You probably know someone who claims to function perfectly on 5 or 6 hours of sleep. Most sleep researchers have historically dismissed this as self-delusion — decades of studies consistently show that the vast majority of adults need 7–9 hours for optimal cognitive function, and that people chronically underestimate their own sleep deprivation.
But a small percentage of the population really is different. And now we know why.
The Natural Short Sleeper Discovery
Researchers at UC San Francisco, led by Dr. Ying-Hui Fu, have been studying “natural short sleepers” — people who genuinely thrive on 6 or fewer hours without any cognitive, emotional, or physical impairment — for over 15 years. Their latest 2025 publication in the journal Science identified five distinct gene mutations associated with this phenotype, adding to the two previously identified (ADRB1 and NPSR1).
What makes these mutations fascinating is their mechanism. They don’t appear to allow people to simply skip the physiological work of sleep — rather, they seem to make sleep more efficient. Natural short sleepers process the restorative stages of sleep (deep NREM and REM) more rapidly than average sleepers, accomplishing in 6 hours what takes most people 8.
How Rare Are Natural Short Sleepers?
Genuinely rare. Researchers estimate that true natural short sleepers make up less than 3% of the population. The other 97% of people who believe they’re fine on 6 hours are, based on objective cognitive testing, running a significant sleep deficit — they’ve simply adapted their baseline expectations to their impaired state and lost the ability to accurately assess it.
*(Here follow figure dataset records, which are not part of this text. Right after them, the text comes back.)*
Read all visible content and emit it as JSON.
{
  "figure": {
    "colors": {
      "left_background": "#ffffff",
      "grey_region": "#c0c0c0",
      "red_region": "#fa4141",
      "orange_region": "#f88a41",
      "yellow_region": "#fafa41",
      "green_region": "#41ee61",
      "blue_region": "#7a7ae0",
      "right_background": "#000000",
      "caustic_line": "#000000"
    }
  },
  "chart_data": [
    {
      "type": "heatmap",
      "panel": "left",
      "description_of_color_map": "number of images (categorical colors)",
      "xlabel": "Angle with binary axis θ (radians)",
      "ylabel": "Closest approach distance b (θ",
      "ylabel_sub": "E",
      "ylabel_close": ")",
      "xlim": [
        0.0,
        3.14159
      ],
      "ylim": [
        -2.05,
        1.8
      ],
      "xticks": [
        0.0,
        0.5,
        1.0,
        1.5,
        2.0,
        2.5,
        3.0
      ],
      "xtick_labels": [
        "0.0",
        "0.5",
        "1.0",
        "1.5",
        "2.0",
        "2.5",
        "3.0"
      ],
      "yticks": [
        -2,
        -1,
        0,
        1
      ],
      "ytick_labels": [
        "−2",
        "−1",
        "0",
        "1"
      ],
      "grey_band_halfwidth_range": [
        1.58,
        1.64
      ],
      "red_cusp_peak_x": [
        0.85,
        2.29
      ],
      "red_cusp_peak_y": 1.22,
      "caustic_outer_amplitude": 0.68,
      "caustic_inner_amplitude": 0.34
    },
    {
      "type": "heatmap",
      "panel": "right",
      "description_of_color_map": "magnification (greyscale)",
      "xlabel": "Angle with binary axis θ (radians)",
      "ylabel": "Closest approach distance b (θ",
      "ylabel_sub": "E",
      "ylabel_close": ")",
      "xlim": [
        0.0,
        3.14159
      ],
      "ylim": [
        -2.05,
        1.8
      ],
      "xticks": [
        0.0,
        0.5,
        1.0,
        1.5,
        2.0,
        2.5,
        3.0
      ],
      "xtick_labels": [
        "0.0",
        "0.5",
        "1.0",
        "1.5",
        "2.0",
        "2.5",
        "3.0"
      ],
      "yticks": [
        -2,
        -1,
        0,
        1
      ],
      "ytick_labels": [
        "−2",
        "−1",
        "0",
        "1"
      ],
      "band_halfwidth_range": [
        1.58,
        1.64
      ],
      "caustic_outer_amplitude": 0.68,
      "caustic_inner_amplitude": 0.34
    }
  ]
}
This is actually one of the more unsettling findings in sleep science: sleep-deprived people consistently rate their own functioning as better than it actually is on objective measures. Chronic partial sleep deprivation impairs your ability to recognize your own impairment.
What This Means for Sleep Medicine
Understanding the molecular mechanisms behind efficient sleep is opening several research avenues. If scientists can identify exactly what these gene variants do biochemically, they may be able to develop pharmacological interventions that temporarily mimic the effect — without the cognitive downsides of traditional sleep medications, which suppress restorative sleep stages rather than enhancing them.
More immediately, genetic testing to identify natural short sleepers could help clinicians distinguish between people who genuinely need less sleep and people who have simply adapted to deprivation — a distinction that currently requires expensive multi-day laboratory sleep studies.
The Practical Message for Everyone Else
Unless you have a confirmed genetic variant for short sleep efficiency, if you’re sleeping under 7 hours you’re almost certainly running on a sleep deficit regardless of how you feel. The research on the consequences is consistent and sobering: increased cardiovascular risk, impaired immune function, accelerated cognitive aging, and significantly higher accident risk.
The one thing you can take from the natural short sleeper research that applies to everyone: sleep quality matters enormously. All the factors that support deep, efficient sleep — consistent timing, dark and cool rooms, minimal alcohol, and reduced blue light in the evening — are worth investing in. Getting 7.5 hours of high-quality sleep is likely better than 8.5 hours of fragmented sleep.